Les conséquences du masques sur les rapports sociaux

Pour le meilleur, il faut se dire que porter un masque, ce n’est pas dramatique en soi. On peut même y trouver des avantages. A part la protection contre la transmission du virus, on est protégé de bien plus dans les transports publics, à commencer par les haleines lourdes et les aisselles odorantes. Il peut y avoir du charme aussi à rencontrer autrui, le découvrir par son regard et fantasmer sur sa beauté en-dessous du masque. Et qu’il est doux de percevoir un sourire qui nous est adressé par les yeux, quand la bouche est masquée. 

Gustave Courbet, Le Désespéré, 1843.

Mais là n’est pas le problème.
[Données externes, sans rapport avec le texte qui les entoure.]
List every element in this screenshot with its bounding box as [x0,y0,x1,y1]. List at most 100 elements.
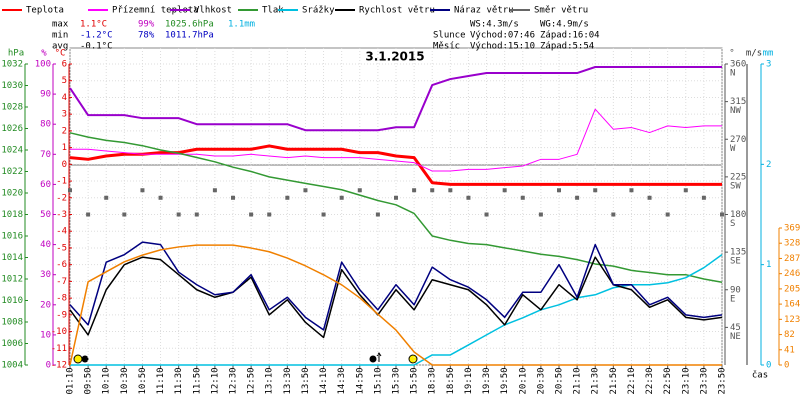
direction-mark [611,212,616,217]
y-tick-label: -2 [56,193,67,203]
y-tick-label: 40 [40,240,51,250]
y-tick-label: 2 [62,126,67,136]
sunrise-icon [73,354,83,364]
y-tick-label: 1032 [1,60,23,70]
direction-mark [375,212,380,217]
direction-mark [285,195,290,200]
y-tick-label: 0 [62,160,67,170]
direction-mark [647,195,652,200]
y-tick-label: 0 [46,361,51,371]
info-text: Měsíc [433,42,460,52]
x-tick-label: 13:30 [283,367,293,394]
info-text: Slunce [433,31,466,41]
x-tick-label: 15:10 [373,367,383,394]
x-tick-label: 21:10 [573,367,583,394]
direction-mark [448,188,453,193]
axis-title: m/s [746,49,762,59]
direction-mark [466,195,471,200]
x-tick-label: 23:10 [681,367,691,394]
x-tick-label: 20:30 [536,367,546,394]
legend-label: Tlak [262,6,284,16]
x-tick-label: 09:50 [84,367,94,394]
direction-mark [412,188,417,193]
y-tick-label: 30 [40,270,51,280]
x-axis-title: čas [752,370,768,381]
y-tick-label: 50 [40,210,51,220]
y-tick-label: 3 [62,110,67,120]
stat: -1.2°C [80,31,113,41]
x-tick-label: 10:10 [102,367,112,394]
stat-label: max [52,20,69,30]
moonrise-icon [369,355,377,363]
stat-label: avg [52,42,68,52]
y-tick-label: 1004 [1,361,23,371]
info: WS:4.3m/s WG:4.9m/s Slunce Východ:07:46 … [433,20,600,52]
series-line [69,132,723,283]
x-tick-label: 19:50 [500,367,510,394]
direction-mark [575,195,580,200]
x-tick-label: 15:30 [392,367,402,394]
x-tick-label: 22:10 [627,367,637,394]
stat: 1.1mm [228,20,255,30]
direction-mark [321,212,326,217]
y-tick-name: E [730,294,735,304]
y-tick-label: 82 [784,330,795,340]
stats: max 1.1°C 99% 1025.6hPa 1.1mm min -1.2°C… [52,20,255,52]
y-tick-label: 205 [784,284,800,294]
legend-label: Vlhkost [194,6,232,16]
legend-label: Rychlost větru [359,6,435,16]
x-tick-label: 15:50 [410,367,420,394]
direction-mark [140,188,145,193]
y-tick-label: 180 [730,210,746,220]
direction-mark [502,188,507,193]
y-tick-label: -3 [56,210,67,220]
legend-label: Přízemní teplota [112,6,199,16]
direction-mark [593,188,598,193]
chart-title: 3.1.2015 [365,50,424,64]
sunset-icon [408,354,418,364]
y-tick-label: -9 [56,310,67,320]
series-line [69,244,722,366]
y-tick-label: 1008 [1,318,23,328]
direction-mark [520,195,525,200]
y-tick-label: 1010 [1,296,23,306]
y-tick-label: 287 [784,254,800,264]
y-tick-label: -6 [56,260,67,270]
direction-mark [158,195,163,200]
direction-mark [357,188,362,193]
y-tick-label: 1012 [1,275,23,285]
y-tick-label: -5 [56,243,67,253]
y-tick-label: 1026 [1,124,23,134]
x-tick-label: 14:30 [337,367,347,394]
y-tick-label: 1024 [1,146,23,156]
moonset-icon [81,355,89,363]
y-tick-label: 246 [784,269,800,279]
x-tick-label: 22:50 [663,367,673,394]
info-text: Východ:07:46 [470,31,535,41]
y-tick-name: NE [730,332,741,342]
x-tick-label: 12:30 [229,367,239,394]
legend-label: Směr větru [534,6,588,16]
series-line [69,241,723,331]
y-tick-name: SE [730,257,741,267]
axis-title: % [41,49,47,59]
legend-label: Náraz větru [454,6,514,16]
y-tick-label: 41 [784,345,795,355]
series-line [69,66,722,132]
x-tick-label: 10:30 [120,367,130,394]
y-tick-label: 360 [730,60,746,70]
y-tick-label: 1018 [1,210,23,220]
y-tick-label: 6 [62,60,67,70]
x-tick-label: 12:50 [247,367,257,394]
direction-mark [231,195,235,200]
x-tick-label: 21:50 [609,367,619,394]
direction-mark [629,188,634,193]
y-tick-label: -10 [51,327,67,337]
y-tick-label: 0 [784,361,789,371]
y-tick-name: S [730,219,735,229]
direction-mark [665,212,670,217]
stat: 1.1°C [80,20,107,30]
direction-mark [104,195,109,200]
axis-title: mm [763,49,774,59]
series-line [70,254,723,366]
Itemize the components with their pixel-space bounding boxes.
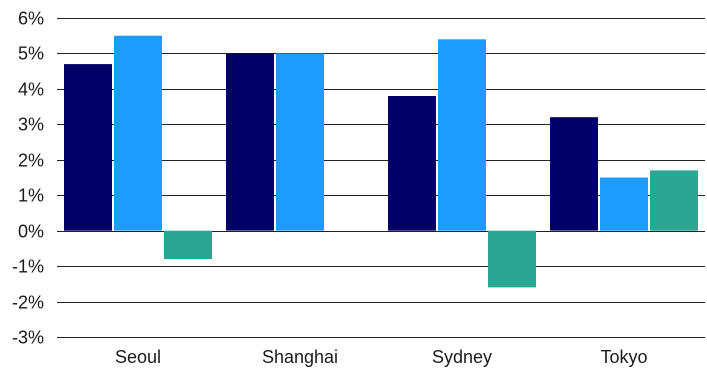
y-axis-labels: 6% 5% 4% 3% 2% 1% 0% -1% -2% -3%: [12, 9, 44, 348]
bar-sydney-series-3: [488, 230, 536, 288]
bar-sydney-series-1: [388, 96, 436, 231]
y-tick-label: 3%: [18, 115, 44, 135]
y-tick-label: -2%: [12, 293, 44, 313]
x-tick-label-sydney: Sydney: [432, 347, 492, 367]
y-tick-label: 6%: [18, 9, 44, 29]
bar-seoul-series-1: [64, 64, 112, 231]
bar-tokyo-series-3: [650, 170, 698, 231]
y-tick-label: -1%: [12, 257, 44, 277]
bar-shanghai-series-1: [226, 53, 274, 231]
y-tick-label: -3%: [12, 328, 44, 348]
bar-sydney-series-2: [438, 39, 486, 231]
bars: [64, 35, 698, 288]
y-tick-label: 5%: [18, 44, 44, 64]
bar-seoul-series-3: [164, 230, 212, 260]
x-axis-labels: Seoul Shanghai Sydney Tokyo: [115, 347, 648, 367]
y-tick-label: 1%: [18, 186, 44, 206]
bar-tokyo-series-2: [600, 177, 648, 231]
y-tick-label: 2%: [18, 151, 44, 171]
x-tick-label-tokyo: Tokyo: [600, 347, 647, 367]
bar-shanghai-series-2: [276, 53, 324, 231]
bar-tokyo-series-1: [550, 117, 598, 231]
bar-seoul-series-2: [114, 35, 162, 231]
y-tick-label: 0%: [18, 222, 44, 242]
x-tick-label-seoul: Seoul: [115, 347, 161, 367]
x-tick-label-shanghai: Shanghai: [262, 347, 338, 367]
y-tick-label: 4%: [18, 80, 44, 100]
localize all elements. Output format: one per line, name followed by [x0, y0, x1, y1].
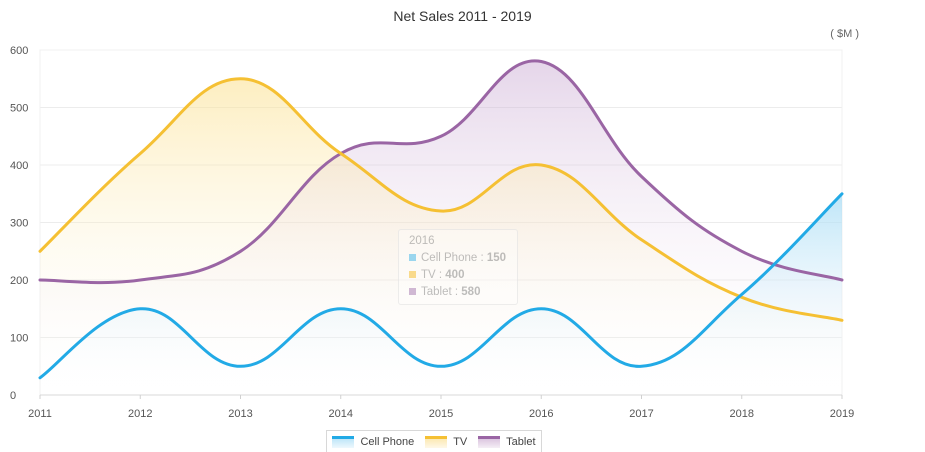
tooltip-row-tv: TV : 400	[409, 267, 507, 284]
x-tick-label: 2018	[730, 408, 754, 420]
y-tick-label: 500	[10, 103, 28, 115]
tooltip-title: 2016	[409, 235, 435, 247]
x-tick-label: 2017	[629, 408, 653, 420]
tooltip-label: Tablet :	[421, 286, 462, 298]
tooltip-label: TV :	[421, 269, 446, 281]
legend-label: TV	[453, 435, 468, 448]
tooltip-swatch	[409, 288, 416, 295]
x-tick-label: 2015	[429, 408, 453, 420]
x-tick-label: 2012	[128, 408, 152, 420]
unit-label: ( $M )	[830, 28, 859, 40]
legend-swatch-tablet	[478, 435, 501, 448]
legend: Cell Phone TV Tablet	[326, 430, 542, 452]
legend-label: Tablet	[506, 435, 536, 448]
area-cell-phone	[40, 193, 842, 395]
tooltip: 2016 Cell Phone : 150 TV : 400 Tablet : …	[398, 229, 518, 305]
x-tick-label: 2019	[830, 408, 854, 420]
y-tick-label: 0	[10, 390, 16, 402]
tooltip-value: 400	[445, 269, 465, 281]
legend-item-tv[interactable]: TV	[425, 435, 468, 448]
line-tv	[38, 77, 844, 322]
axes: 0 100 200 300 400 500 600 2011 2012 2013 2014 2015 2…	[10, 45, 854, 420]
x-tick-label: 2013	[228, 408, 252, 420]
legend-label: Cell Phone	[360, 435, 415, 448]
tooltip-swatch	[409, 254, 416, 261]
series-areas	[40, 60, 842, 396]
legend-item-tablet[interactable]: Tablet	[478, 435, 536, 448]
tooltip-swatch	[409, 271, 416, 278]
legend-item-cell-phone[interactable]: Cell Phone	[332, 435, 415, 448]
tooltip-row-cell-phone: Cell Phone : 150	[409, 250, 507, 267]
series-lines	[38, 59, 844, 380]
tooltip-value: 580	[461, 286, 481, 298]
x-tick-label: 2014	[329, 408, 353, 420]
tooltip-value: 150	[486, 252, 507, 264]
area-tv	[40, 78, 842, 396]
y-tick-label: 600	[10, 45, 28, 57]
y-tick-label: 200	[10, 275, 28, 287]
line-cell-phone	[38, 192, 844, 380]
legend-swatch-tv	[425, 435, 448, 448]
y-tick-label: 100	[10, 333, 28, 345]
tooltip-label: Cell Phone :	[421, 252, 487, 264]
x-tick-label: 2016	[529, 408, 553, 420]
y-tick-label: 300	[10, 218, 28, 230]
tooltip-row-tablet: Tablet : 580	[409, 284, 507, 301]
y-tick-label: 400	[10, 160, 28, 172]
legend-swatch-cell-phone	[332, 435, 355, 448]
x-tick-label: 2011	[28, 408, 52, 420]
line-tablet	[38, 59, 844, 285]
chart-title: Net Sales 2011 - 2019	[393, 8, 532, 24]
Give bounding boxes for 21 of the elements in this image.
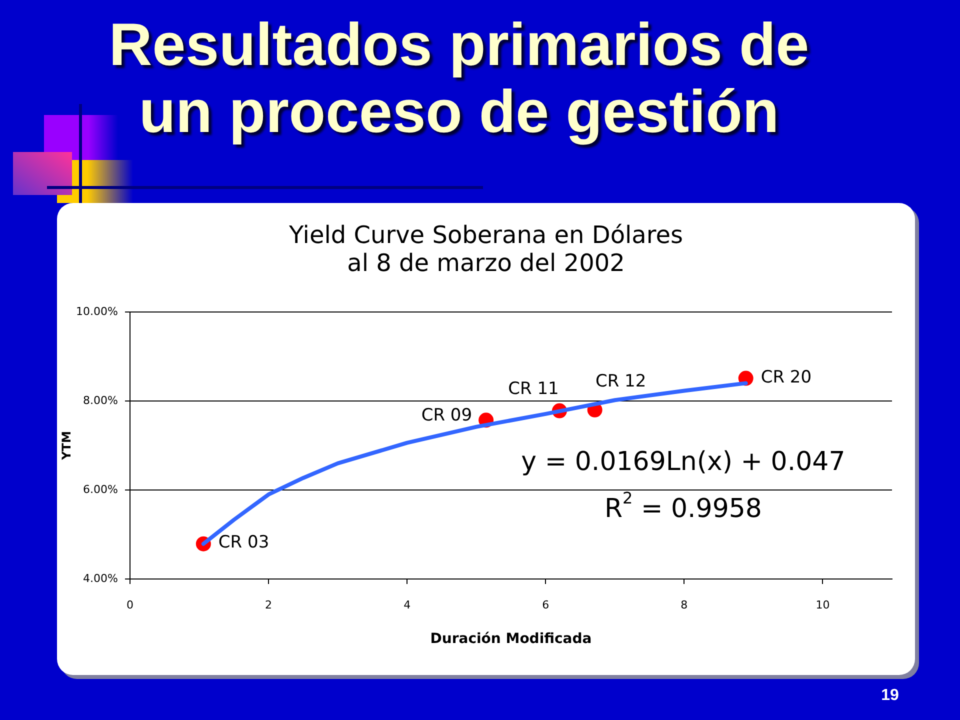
annotation: CR 09	[421, 406, 472, 426]
chart-title: Resultados primarios de un proceso de gestión	[108, 11, 810, 145]
x-tick-label: 6	[542, 598, 550, 612]
chart-subtitle: Yield Curve Soberana en Dólares al 8 de marzo del 2002	[288, 221, 684, 277]
y-axis-title: YTM	[59, 431, 74, 461]
annotation: y = 0.0169Ln(x) + 0.047	[521, 446, 846, 477]
x-tick-label: 2	[265, 598, 272, 612]
annotation: CR 11	[508, 379, 559, 400]
y-tick-label: 10.00%	[76, 304, 118, 318]
y-tick-label: 4.00%	[83, 572, 118, 585]
annotation: CR 12	[595, 371, 646, 392]
x-tick-label: 10	[816, 598, 830, 612]
annotation: CR 03	[218, 532, 270, 552]
x-tick-label: 0	[126, 598, 134, 612]
annotation: CR 20	[760, 368, 812, 388]
y-tick-label: 6.00%	[83, 482, 118, 496]
x-axis-title: Duración Modificada	[430, 631, 592, 648]
x-tick-label: 4	[404, 598, 411, 612]
x-tick-label: 8	[680, 598, 688, 612]
text: 19	[880, 687, 900, 705]
y-tick-label: 8.00%	[83, 394, 118, 407]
Comme ce n’est pas le problème de dire, au contraire, qu’on respire mal avec le masque, qu’il peut provoquer des boutons autour de la bouche et qu’il nous scie l’arrière des oreilles. 

Le vrai problème, c’est l’atteinte à la dignité humaine, en faisant peu à peu du port du masque une norme. Problématique, que l’opinion publique se dise qu’en fin de compte, ce masque n’est plus si désagréable. Qu’en fin de compte, il faut vivre avec. Qu’on n’a pas le choix que de faire autrement. Que, sans le masque, on est dangereux pour les plus fragiles. 

Le plus grave, c’est lorsque certains scientifiques, et politiques qui les suivent béatement, parlent du masque comme «une bonne habitude». Une bonne habitude à pérenniser pour nous protéger des grippes et autres virus à l’avenir. Cela revient à dire qu’il faudrait que le visage humain reste à jamais caché sous un masque. Après tout, une fois qu’on s’est masqué dans les magasins, dans les transports, dans les trains, pourquoi ne pas se masquer aussi chez soi? On ne sait jamais ce qu’il y a dans l’air…

La sécurité sanitaire et la protection des plus fragiles, d’accord… mais à quel prix? Faudrait-il paradoxalement perdre le sens de l’empathie et de l’altruisme à force de ne plus voir les visages des autres? En plus, qui dit masque dit protection. Autrui est perçu comme un danger dont il faut se protéger.

A quoi bon d’ailleurs se sentir investi d’une responsabilité envers l’autre puisque l’autre se protège déjà très bien tout seul? Avec la pérennisation du port des masques, on augmente la distance, l’isolement et peut-être même la méfiance. La société risque de devenir de plus en plus individualiste, voire déshumanisée. Est-ce qu’on veut vraiment se diriger vers une culture obsédée par la maladie et la mort? 

Un visage nu, dont on voit la bouche qui parle et les yeux qui découvrent le monde, c’est un signe de vie. C’est l’humanité qui s’affirme. Voilà pourquoi on bande les yeux ou on couvre carrément tout le visage des condamnés à mort lors de leur exécution. Parce que tuer quelqu’un qui vous regarde dans les yeux est insoutenable, sauf pour les monstres. Qu’on ne s’auto-condamne pas de sitôt. Démasquons les discours de peur, démasquons les discours de mort et démasquons au plus vite nos visages.